L'incertitude domine avant l'attribution mercredi du Goncourt, le plus prestigieux des prix littéraires français, où les deux favoris sont David Foenkinos avec Charlotte, un best-seller plébiscité par la critique, et l'Algérien Kamel Daoud, auteur de Meursault contre-enquête.

Le bal des prix littéraires français, un marathon unique au monde, s'était déjà ouvert le 30 octobre avec le prix de l'Académie française décerné à Adrien Bosc pour Constellation, suivi cette semaine par le Femina et le Médicis qui couronnent chacun un roman français, un étranger et un essai.

Mais le Goncourt, consécration pour un auteur et gage d'envolée des ventes, reste le plus convoité de tous.

Deux femmes et deux hommes restent en lice: Pauline Dreyfus, Lydie Salvayre, Kamel Daoud et David Foenkinos.

«Aucune idée sur ce qui va se passer» lors du vote, confie à l'AFP l'un des dix jurés.

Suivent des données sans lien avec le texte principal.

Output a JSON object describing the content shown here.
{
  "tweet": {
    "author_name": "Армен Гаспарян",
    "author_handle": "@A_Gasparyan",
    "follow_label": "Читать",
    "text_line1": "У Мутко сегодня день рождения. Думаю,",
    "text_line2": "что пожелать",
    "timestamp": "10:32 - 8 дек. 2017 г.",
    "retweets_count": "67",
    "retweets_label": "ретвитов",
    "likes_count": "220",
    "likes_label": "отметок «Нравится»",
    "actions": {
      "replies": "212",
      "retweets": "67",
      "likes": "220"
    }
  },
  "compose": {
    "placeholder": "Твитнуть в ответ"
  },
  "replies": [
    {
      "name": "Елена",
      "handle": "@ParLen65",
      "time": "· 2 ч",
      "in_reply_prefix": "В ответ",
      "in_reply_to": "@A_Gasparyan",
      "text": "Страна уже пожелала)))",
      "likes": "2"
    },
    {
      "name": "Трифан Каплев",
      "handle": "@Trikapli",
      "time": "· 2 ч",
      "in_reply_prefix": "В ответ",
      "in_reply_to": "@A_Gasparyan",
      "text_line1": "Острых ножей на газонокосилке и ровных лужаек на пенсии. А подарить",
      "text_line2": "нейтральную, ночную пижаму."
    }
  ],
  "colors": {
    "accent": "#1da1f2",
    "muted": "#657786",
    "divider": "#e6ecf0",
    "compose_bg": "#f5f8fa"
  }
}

Néanmoins, vingt critiques littéraires interrogés par le magazine spécialisé Livres Hebdo donnent David Foenkinos gagnant, avec Charlotte.

L'auteur de La délicatesse (2010) rend dans ce long chant en vers libres un vibrant hommage à la jeune artiste Charlotte Salomon, assassinée à Auschwitz en 1943, avec une ferveur touchante et un bel effort d'écriture.

Camus revisité avec virtuosité

Face à ce «goncourable» de 40 ans à l'allure juvénile, les mêmes critiques soulignent la «réussite exceptionnelle» de Meursault, contre-enquête, premier roman virtuose de l'Algérien Kamel Daoud, 44 ans.

L'auteur, chroniqueur au Quotidien d'Oran, y donne la parole au frère de «l'Arabe» anonyme tué par Meursault dans L'étranger d'Albert Camus (1942), avec en contrepoint, l'histoire passée et présente de l'Algérie.

S'il couronnait ce roman exigeant, paru d'abord en Algérie, le jury jouerait une autre partie: la révélation d'un écrivain.

Les Goncourt pourraient aussi choisir de sacrer une femme: Lydie Salvayre, avec Pas pleurer, sur la guerre civile espagnole, ou Pauline Dreyfus avec Ce sont des choses qui arrivent, qui se déroule pendant la Seconde Guerre mondiale, du côté des nantis. La dernière femme lauréate du Goncourt a été Marie N'Diaye en 2009.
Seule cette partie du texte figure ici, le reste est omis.